The Second Key Factor of Motivation is Mastery

Mastery is the result of the pleasure of becoming better in something. When we feel that we are doing real and visible progress, our motivation increases.

The key thing here is to become better in what is important to us. Regardless of whether they are chess, project management or perhaps weeding the garden – when you feel that something is close to your heart, you will try to constantly develop your skills.

What can you do to use the mastery effect in developing your motivation?

1. Adjust the appropriate size of the challenge.

If you set yourself goals that are too easy, you will not feel the excitement associated with their achievement (excitement is inherent motivation, according to some psychological theories is almost synonymous with it). If they are too difficult, lack of confidence or fear of failure can be paralysing for you – your motivation will also be at the low level.

In cognitive psychology, there is the Goldilocks principle, according to which small children naturally choose tasks that are neither too easy nor too difficult for them. Therefore, when you setting your goal is good to choose a level of challenge that will require from you a bit more skills than you have at the moment. This should be a challenge that without stimulation of fear or uncertainty will allow you to achieve a state of “flow”.

2. Discover what’s important to you.

I don’t mean to discover your passion because there is no such a thing as the one and only passion. There are many things that may be of your interest. If you can’t find anything like that, you should probably focus on the mental and emotional obstacles that block your curiosity.

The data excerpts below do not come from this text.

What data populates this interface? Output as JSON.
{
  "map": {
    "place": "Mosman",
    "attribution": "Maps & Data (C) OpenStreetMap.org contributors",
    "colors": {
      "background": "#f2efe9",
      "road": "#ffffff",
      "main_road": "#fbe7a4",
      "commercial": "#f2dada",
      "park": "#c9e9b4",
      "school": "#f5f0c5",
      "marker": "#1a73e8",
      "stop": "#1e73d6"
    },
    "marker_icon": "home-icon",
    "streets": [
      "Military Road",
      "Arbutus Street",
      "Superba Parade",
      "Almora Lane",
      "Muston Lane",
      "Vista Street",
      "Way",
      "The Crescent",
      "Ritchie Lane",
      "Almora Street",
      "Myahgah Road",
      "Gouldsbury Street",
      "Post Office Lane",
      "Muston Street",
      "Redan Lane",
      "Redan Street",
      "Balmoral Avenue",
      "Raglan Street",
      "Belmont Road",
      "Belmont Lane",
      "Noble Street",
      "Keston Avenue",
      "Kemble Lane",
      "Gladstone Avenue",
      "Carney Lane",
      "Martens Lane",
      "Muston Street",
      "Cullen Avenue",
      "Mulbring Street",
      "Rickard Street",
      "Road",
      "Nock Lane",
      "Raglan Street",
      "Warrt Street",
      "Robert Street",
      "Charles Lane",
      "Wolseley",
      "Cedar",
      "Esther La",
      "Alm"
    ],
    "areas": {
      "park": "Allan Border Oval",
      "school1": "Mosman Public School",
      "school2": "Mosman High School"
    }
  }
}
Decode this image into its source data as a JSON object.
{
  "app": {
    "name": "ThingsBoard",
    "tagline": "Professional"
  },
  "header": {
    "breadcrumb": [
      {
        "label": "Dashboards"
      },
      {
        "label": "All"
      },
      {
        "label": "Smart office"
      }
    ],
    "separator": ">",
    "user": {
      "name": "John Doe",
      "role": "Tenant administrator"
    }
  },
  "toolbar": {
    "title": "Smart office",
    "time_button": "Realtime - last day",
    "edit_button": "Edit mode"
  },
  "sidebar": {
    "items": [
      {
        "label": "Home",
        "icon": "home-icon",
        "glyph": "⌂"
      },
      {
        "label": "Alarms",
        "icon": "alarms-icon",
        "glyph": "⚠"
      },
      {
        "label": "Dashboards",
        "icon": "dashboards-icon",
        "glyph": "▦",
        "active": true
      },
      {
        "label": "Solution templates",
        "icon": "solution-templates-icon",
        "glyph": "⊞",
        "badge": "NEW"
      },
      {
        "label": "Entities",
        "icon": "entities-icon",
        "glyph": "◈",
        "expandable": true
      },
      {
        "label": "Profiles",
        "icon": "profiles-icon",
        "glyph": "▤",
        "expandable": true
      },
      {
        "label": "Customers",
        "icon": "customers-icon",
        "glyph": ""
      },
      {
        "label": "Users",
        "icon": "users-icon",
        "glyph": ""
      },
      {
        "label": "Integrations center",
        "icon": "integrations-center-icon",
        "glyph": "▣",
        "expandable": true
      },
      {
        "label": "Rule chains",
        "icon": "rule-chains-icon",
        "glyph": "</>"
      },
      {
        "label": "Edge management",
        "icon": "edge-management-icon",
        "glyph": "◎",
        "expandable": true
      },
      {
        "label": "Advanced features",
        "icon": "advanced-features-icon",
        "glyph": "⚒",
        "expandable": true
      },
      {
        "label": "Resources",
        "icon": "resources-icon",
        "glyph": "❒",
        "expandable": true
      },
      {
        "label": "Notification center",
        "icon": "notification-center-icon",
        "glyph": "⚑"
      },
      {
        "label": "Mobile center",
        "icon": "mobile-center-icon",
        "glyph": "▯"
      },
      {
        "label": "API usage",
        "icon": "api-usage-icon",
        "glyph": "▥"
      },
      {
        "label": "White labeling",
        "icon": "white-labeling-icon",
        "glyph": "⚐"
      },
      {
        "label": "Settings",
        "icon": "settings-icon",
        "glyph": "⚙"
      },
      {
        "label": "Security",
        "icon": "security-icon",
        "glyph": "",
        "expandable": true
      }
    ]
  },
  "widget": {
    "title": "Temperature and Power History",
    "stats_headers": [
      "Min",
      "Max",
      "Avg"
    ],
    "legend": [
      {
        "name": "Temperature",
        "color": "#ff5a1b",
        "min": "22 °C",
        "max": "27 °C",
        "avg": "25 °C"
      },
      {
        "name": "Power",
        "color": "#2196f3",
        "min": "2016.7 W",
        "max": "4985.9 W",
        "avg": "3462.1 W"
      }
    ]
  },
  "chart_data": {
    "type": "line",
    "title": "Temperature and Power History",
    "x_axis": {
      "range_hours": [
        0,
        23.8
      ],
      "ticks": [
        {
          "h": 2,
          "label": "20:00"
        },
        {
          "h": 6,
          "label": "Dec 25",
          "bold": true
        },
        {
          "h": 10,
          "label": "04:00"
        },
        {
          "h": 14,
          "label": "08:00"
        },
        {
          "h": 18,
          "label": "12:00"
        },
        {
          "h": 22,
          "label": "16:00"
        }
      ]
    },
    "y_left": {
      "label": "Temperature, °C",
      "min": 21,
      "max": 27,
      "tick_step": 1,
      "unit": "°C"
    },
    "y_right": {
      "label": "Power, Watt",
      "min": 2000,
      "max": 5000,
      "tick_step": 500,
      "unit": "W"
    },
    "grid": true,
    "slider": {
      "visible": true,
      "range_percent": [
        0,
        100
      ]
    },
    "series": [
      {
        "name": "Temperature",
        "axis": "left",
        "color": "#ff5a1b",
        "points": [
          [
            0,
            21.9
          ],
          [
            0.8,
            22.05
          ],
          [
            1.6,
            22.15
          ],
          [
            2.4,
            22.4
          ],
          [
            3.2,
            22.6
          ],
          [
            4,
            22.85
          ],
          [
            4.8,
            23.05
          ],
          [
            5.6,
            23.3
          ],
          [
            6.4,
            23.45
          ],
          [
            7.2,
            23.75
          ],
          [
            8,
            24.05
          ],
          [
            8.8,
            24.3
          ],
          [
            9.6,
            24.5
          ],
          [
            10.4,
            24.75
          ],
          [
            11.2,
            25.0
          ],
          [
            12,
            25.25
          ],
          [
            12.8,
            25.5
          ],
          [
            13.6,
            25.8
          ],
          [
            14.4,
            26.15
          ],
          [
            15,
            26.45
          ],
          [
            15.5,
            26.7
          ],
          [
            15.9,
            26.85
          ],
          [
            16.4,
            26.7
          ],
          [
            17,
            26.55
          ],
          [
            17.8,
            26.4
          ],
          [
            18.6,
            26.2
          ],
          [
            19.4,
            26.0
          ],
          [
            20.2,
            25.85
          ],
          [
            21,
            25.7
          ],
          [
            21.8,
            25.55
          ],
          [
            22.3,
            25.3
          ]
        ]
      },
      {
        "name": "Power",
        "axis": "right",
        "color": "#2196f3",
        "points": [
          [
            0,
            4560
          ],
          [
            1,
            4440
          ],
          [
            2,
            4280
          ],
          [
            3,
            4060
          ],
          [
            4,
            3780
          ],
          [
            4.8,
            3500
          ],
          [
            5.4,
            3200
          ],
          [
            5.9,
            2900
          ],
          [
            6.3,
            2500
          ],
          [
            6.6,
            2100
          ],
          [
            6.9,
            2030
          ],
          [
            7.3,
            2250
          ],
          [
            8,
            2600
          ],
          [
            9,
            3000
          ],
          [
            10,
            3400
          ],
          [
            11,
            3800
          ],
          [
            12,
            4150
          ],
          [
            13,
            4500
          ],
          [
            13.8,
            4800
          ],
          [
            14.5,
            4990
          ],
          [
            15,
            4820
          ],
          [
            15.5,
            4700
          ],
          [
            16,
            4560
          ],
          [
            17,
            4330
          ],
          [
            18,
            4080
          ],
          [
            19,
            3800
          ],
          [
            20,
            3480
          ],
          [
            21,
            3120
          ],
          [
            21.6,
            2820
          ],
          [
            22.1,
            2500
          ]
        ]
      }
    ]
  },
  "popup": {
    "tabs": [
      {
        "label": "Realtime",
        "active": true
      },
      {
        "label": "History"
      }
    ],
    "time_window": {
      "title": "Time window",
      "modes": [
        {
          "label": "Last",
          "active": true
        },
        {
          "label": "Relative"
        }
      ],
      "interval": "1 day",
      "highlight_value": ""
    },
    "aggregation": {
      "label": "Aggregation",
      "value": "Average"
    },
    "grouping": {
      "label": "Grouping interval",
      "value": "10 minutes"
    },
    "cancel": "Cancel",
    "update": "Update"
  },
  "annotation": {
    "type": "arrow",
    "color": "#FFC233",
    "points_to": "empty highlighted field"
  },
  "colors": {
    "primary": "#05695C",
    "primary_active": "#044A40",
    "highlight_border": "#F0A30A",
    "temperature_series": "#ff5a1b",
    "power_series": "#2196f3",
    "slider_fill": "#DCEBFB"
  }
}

Small children are not looking for their passion. They try everything. They are interested in everything. Act like a child, because discovering what is important and interesting to us requires searching, testing and experimentation.

Give yourself time for that. Do not demand from yourself that you will know here and now what you want to invest your free time in. If you are doing something now, what you don’t care about and what doesn’t make your heart beat faster – you really should start to look for another job, hobby, passion.

3. Be good in satisfying your own needs.

According to Maslov hierarchy of needs, when satisfying our basic needs (eg. physiological, safety, belonging), our psyche naturally will strive to meet the next ones – those that are higher up the pyramid.

This is because each unmet need requires the attention of our mind. If you don’t feel safe, you lack self-acceptance, and you don’t feel part of a group, you will not be able to focus on the need for self-realization (which includes, for example, personal development). Only when you learn how to take care of these basic needs, you will release your mental space and energy to take up new challenges.

Take a look at the Maslov pyramid and think about which levels can you take care of the best. Then select those areas which would be worthwhile to focus in the nearest future. Of course, our needs can’t be satisfied once and for all. It requires the ability to keep a constant balance in life. And what is really helpful in taking care of all the important needs are habits.

SENSE – The Third Key Factor of Motivation.

From the perspective of evolutionary psychology, helping others is an inherent need of every human being.

We are programmed to, by supporting our environment, increase the chances of survival of our community, and thus – the species.

So what happens when among our aims will be intentions “bigger than ourselves” – those that affect not only our’s but someone else’s lives? We simply starting to feel a deeper sense, which is fundamental for achieving higher levels of motivation.

I’ll give you an example. Suppose that every day you work in a company selling junk food, which has a destructive influence on the health of hundreds of thousands of people. If you are aware of its negative impact, probably it’s hard for you to do your job with passion and have a strong motivation for it..

However, if you work in a company that is involved in solving real and important issues (eg. providing organic food, or creating technology solutions for people with disabilities), a sense of meaning and validity of your work would probably be deeply motivated.

What can you do to live with a sense of purpose?

1. Do what’s important not only for you but what gives the value to others.

Think about what are the most urgent problems of the people in your community, in your city, in your country or around the world. Health problems? Lack of physical activity? Psychological problems? No access to education? There are dozens of industries, professions and businesses that are focused on solving these and many other problems. Regardless of what character would your job be, being a part of a larger purpose is what motivates us the most.

2. Get involve in the activities of non-profit organisations.

Motivation doesn’t need to refer just to your work. What you do after working hours is also very important. If you like your job and don’t want to change it, but it’s not so purposeful, you can find this sense in a different place. There is plenty of such organisations. You don’t have to dedicate more time than you have – any help is useful in such places.